From the 10th until the 28th of June, Mayfair will be aglow with the youthful and arresting Generation Y exhibition, comprised by the work of thirty emerging UK artists of Platform Foundation. Curated by Kate Bryan, arts broadcaster and Head of Collections in Soho House, the multi-media collection aims to promote artists whose potential has not yet been fully realised.
In an industry saturated with greed, Platform Foundation is a non-profit breath of fresh air. All the proceeds made from the sales of the artist’s works during the exhibition are reinvested into the programme. The profit gleaned from the exhibition will also be shared with charities that likewise support artists, in addition to charities that nurture the vulnerable youth of British society. Platform Foundation’s main goal is to promote their under-recognised artists through an annual programme of curated exhibitions, mentoring workshops and talks. Curator Kate Bryan expressed that she has “wonderful visions of seeing them in museums in the not too distant future, something they deserve”.
Generation Y is a colourful and fresh collection of exciting work based on a wide range of different mediums, styles and concepts. Despite this incongruity in subject matter and approach, each work has a distinct youthful freshness in common that is a pleasure to witness. For example, Vivien Zhang, who we had the pleasure of interviewing, manipulates paint in a way that appears digital. She uses her multi-national life experience as artistic inspiration, drawing upon visual apparatus of the West and the East, the traditional and the modern, to create an interesting fusion that very much is in tune with our rapidly globalising world.
Her work complements that of Matt Ager, who like Zhang draws upon the ‘found’, not through multi-cultural experience however but through found objects. His sculptures centre around the concept of reinvention and challenge the viewer to consider what a sculpture really is, thus deconstructing ideas of taste and identity. He removes his materials from the context in which they are traditionally found and uses them to create bold hybrid forms and replicas. Thus, both artists draw upon the idea of the fusion of identity yet executed in very different ways.
The exhibition also features figurative art. Exemplary of this is France-Lise McGurn’s chromatic ink paintings that recall the delicacy of Françoise Gilot’s portraits. McGurn, however, favours the fluid over the angular, which gives her paintings an exquisite yet effortless aura. Her figures are inspired by imagery that she collects from film, art, advertising, and television.

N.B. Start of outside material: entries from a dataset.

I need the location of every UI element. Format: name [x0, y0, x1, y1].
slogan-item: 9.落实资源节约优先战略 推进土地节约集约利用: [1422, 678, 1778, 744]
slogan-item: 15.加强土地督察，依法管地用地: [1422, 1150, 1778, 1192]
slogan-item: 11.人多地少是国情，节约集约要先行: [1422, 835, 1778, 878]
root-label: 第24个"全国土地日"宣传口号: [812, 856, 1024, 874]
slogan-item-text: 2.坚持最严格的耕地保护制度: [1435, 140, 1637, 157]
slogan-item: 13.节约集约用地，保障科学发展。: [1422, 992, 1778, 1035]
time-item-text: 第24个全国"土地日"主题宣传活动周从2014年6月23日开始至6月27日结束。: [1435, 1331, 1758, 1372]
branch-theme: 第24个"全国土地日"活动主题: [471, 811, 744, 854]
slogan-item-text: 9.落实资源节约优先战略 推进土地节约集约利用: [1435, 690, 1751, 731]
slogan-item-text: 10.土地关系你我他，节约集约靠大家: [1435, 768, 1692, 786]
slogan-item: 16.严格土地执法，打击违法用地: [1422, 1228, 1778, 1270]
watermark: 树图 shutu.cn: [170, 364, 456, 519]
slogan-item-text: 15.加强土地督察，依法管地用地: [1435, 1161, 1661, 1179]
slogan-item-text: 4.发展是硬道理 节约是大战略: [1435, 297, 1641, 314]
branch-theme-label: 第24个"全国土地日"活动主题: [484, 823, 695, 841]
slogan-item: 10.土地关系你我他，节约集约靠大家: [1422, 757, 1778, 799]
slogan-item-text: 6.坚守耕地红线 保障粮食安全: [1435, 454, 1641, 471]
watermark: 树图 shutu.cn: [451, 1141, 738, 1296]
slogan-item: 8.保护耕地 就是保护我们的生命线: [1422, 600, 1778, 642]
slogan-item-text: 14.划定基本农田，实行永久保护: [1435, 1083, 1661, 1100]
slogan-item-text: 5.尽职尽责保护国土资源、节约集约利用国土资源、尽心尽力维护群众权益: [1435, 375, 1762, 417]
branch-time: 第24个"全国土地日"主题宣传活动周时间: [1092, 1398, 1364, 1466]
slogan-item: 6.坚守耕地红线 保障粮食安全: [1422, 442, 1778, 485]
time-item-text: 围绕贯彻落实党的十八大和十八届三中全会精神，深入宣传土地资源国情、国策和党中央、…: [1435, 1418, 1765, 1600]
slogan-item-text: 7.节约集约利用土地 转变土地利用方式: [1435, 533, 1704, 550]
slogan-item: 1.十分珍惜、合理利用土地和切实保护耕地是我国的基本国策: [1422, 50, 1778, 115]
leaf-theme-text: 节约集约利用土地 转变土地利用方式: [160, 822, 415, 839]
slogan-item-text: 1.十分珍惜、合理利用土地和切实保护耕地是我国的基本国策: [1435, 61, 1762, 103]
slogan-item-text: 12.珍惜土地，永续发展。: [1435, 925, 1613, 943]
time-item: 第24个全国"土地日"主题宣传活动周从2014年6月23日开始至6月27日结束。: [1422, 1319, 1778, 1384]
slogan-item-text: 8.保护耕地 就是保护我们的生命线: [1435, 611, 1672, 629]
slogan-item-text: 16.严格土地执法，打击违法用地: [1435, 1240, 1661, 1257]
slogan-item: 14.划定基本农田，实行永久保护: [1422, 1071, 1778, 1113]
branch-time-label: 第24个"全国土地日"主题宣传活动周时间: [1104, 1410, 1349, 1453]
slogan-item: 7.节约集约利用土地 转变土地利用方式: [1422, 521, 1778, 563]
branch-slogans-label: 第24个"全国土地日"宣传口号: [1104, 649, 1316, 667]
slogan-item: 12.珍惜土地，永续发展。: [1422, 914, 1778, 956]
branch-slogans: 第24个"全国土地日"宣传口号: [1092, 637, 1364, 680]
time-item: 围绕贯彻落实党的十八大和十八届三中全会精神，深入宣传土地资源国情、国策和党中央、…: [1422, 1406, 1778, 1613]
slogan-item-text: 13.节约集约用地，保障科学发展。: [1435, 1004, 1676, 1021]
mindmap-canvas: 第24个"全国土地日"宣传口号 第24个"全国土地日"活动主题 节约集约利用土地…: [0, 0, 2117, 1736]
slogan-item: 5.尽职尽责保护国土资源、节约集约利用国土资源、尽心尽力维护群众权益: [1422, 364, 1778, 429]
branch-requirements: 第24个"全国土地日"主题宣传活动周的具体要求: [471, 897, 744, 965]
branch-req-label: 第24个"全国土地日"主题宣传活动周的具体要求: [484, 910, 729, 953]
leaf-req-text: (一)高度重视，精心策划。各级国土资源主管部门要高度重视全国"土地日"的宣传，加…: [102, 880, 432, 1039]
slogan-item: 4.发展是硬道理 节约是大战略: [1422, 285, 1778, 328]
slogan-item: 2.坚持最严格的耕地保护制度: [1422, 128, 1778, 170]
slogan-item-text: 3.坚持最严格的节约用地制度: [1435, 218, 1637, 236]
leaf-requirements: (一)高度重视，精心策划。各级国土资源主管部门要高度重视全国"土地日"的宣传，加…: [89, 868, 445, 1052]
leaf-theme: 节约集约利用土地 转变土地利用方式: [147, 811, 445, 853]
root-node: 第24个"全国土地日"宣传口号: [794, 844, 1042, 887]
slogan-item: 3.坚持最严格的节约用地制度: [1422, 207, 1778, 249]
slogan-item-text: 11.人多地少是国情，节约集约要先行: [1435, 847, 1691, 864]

These sources perhaps endow her work with a sense that the figures are in flux, and this transience creates an ambiguous narrative that, as a viewer, is very stimulating.
Equally, photographer Gina Soden draws upon ideas of the transient in her haunting images. Abandoned locations as her point of departure, ranging from derelict asylums, closed schools, collapsed palaces, to city power stations. By capturing these forsaken places, she delves into ideas about decay, beauty, nostalgia and neglect. The photographic mode allows Soden to capture these forgotten places forever in an image, holding still their deterioration, remembering a place once forgotten. Thus there is a strong sense of narrative in Soden’s work too, despite being photographic and non-figurative. The selling exhibition thus shows, as Kate Bryan stated, “a diverse range of mediums and approaches. But one thing that unites these artists is that they are all undeniably bold and exciting new talent.”
The exhibition Generation Y is on view until June 28 at Platform Foundation, 10 Hanover Street, London.